Arkansas Heart Hospital breaks ground on Bryant Encore hospital

by Steve Brawner ([email protected]) 1,903 views 

Officials with Arkansas Heart Hospital broke ground Thursday on a four-story hospital in Bryant that will focus on patients who can’t be treated by medications.

The Arkansas Heart Hospital Encore Medical Center, the hospital’s second facility, is expected to open in the latter part of 2020.

The hospital will provide acute care while focusing on adult obesity with diabetes and peripheral vessel disease. It will have an emergency department and 25 in-patient beds in its first phase.

The hospital’s CEO, Dr. Bruce Murphy, said, “Our goal is to give people with problems that are not solvable with medications a second chance – an encore.”

Murphy called adult obesity “a new plague” and said patients “are walking examples that, frankly, diets don’t work.”

He said bariatric surgery, or weight-loss surgery on the digestive tract, helps patients lose weight and cures type 2 diabetes in 85% of patients with obesity and diabetes. He said the hospital’s Little Rock campus needs growing room.

“We believe that the hospitals of the future will be small and designed to care for the sickest of the sick patients, as most patients will be treated as outpatients,” he said.

The hospital will emphasize lifestyle changes.
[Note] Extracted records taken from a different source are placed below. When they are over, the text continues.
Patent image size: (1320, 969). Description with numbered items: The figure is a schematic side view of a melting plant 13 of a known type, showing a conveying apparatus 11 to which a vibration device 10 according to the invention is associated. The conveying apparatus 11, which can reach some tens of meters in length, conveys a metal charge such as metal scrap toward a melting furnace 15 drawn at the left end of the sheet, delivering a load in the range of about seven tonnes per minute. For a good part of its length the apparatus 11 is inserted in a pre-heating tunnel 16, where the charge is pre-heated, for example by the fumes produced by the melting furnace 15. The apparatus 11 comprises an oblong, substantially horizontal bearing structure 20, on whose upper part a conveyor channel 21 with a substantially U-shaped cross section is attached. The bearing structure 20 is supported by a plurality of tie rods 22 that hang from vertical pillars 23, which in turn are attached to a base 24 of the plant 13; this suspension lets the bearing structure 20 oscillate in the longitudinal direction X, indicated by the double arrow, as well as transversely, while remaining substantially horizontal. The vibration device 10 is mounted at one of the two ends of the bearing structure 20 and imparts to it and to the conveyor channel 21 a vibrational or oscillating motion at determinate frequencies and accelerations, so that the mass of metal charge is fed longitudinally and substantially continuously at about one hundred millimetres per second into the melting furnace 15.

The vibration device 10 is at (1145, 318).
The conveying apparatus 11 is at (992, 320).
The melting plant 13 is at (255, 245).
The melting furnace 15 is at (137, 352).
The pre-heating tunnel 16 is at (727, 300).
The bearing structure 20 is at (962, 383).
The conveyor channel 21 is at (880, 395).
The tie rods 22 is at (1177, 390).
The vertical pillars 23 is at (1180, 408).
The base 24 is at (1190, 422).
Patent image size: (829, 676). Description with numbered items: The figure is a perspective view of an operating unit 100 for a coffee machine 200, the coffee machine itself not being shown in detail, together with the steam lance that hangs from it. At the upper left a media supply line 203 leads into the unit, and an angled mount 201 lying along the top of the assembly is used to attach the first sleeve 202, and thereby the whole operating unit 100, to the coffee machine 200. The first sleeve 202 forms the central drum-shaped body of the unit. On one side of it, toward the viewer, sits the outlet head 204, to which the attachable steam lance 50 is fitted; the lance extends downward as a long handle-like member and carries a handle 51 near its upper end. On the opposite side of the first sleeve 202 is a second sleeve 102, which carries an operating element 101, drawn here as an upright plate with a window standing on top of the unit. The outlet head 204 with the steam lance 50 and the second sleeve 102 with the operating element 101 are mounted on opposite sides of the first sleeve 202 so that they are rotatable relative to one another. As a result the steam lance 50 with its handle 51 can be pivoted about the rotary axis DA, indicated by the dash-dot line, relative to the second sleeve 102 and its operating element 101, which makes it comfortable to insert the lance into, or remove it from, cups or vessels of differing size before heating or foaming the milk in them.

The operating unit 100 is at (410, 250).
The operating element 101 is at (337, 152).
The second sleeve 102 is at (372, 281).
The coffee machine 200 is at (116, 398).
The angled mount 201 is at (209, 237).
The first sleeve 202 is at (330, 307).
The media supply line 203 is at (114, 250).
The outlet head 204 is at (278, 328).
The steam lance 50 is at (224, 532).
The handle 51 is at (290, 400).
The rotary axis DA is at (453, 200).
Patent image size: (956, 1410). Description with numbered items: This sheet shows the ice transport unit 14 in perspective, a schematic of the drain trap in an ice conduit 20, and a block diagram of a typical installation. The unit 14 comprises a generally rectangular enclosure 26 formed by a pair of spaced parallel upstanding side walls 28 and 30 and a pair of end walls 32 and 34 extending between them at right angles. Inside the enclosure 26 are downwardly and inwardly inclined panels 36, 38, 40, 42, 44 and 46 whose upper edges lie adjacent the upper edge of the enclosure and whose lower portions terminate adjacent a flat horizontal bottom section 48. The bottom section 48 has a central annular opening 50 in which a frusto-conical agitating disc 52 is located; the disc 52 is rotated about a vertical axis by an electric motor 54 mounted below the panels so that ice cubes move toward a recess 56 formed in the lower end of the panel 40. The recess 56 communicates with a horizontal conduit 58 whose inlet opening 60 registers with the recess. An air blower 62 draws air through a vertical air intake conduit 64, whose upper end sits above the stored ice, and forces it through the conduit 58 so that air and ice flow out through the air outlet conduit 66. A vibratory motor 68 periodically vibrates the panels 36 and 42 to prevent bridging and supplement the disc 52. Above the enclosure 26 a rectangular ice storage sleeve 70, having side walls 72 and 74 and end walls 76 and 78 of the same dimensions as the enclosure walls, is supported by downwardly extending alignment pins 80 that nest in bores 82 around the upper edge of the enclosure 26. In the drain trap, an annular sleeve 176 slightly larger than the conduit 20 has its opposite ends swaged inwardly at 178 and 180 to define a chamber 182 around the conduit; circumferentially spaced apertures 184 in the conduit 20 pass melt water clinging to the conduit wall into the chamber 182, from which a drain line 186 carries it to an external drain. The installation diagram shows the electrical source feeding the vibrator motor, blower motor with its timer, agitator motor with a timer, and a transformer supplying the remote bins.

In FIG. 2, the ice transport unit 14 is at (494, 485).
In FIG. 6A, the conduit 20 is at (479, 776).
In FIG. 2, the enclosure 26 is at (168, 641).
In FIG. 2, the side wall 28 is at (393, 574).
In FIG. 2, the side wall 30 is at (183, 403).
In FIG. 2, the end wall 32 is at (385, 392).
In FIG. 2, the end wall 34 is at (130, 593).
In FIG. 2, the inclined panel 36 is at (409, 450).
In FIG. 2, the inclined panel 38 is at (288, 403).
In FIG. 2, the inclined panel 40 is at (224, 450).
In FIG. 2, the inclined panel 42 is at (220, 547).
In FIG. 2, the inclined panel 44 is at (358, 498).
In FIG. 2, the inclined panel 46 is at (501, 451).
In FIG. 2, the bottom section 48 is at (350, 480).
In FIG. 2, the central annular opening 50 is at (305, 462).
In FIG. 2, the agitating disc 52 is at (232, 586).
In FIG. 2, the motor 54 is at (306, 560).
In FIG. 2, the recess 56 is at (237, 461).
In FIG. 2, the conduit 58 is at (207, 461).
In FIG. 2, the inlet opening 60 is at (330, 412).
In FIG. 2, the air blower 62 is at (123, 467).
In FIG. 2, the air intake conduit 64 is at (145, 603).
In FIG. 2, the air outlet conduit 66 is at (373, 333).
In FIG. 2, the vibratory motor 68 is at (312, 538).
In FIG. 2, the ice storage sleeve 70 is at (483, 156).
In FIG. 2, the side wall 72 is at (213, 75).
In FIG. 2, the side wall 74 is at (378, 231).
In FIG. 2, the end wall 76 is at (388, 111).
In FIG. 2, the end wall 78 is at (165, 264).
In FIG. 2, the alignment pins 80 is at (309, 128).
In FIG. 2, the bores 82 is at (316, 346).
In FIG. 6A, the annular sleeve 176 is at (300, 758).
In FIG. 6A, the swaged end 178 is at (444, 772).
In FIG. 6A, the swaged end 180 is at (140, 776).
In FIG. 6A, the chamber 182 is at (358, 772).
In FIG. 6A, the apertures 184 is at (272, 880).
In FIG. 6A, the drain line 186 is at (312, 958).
The facility will include a gym and a kitchen to teach patients how to prepare healthy meals. Classes will be offered in stress reduction, yoga and other services. A rooftop garden will provide vegetables to the intensive cardiac rehab clinic and the hospital’s cafe. Extending longevity will be another focus.

Murphy said the hospital will start with 25 beds and can easily be expanded to 50 beds and ultimately 100 beds. A campus surrounding the hospital will provide specialty and primary care.

Former Gov. Jim Guy Tucker, an Arkansas Heart Hospital board member, said public health issues in the state’s early days included yellow fever, malaria, hookworm and smallpox.

“Those diseases are largely gone, but a huge portion of today’s public health risks arrive not from worms or mosquitoes but from the behavior of the patients themselves, and that is the real challenge we face,” he said.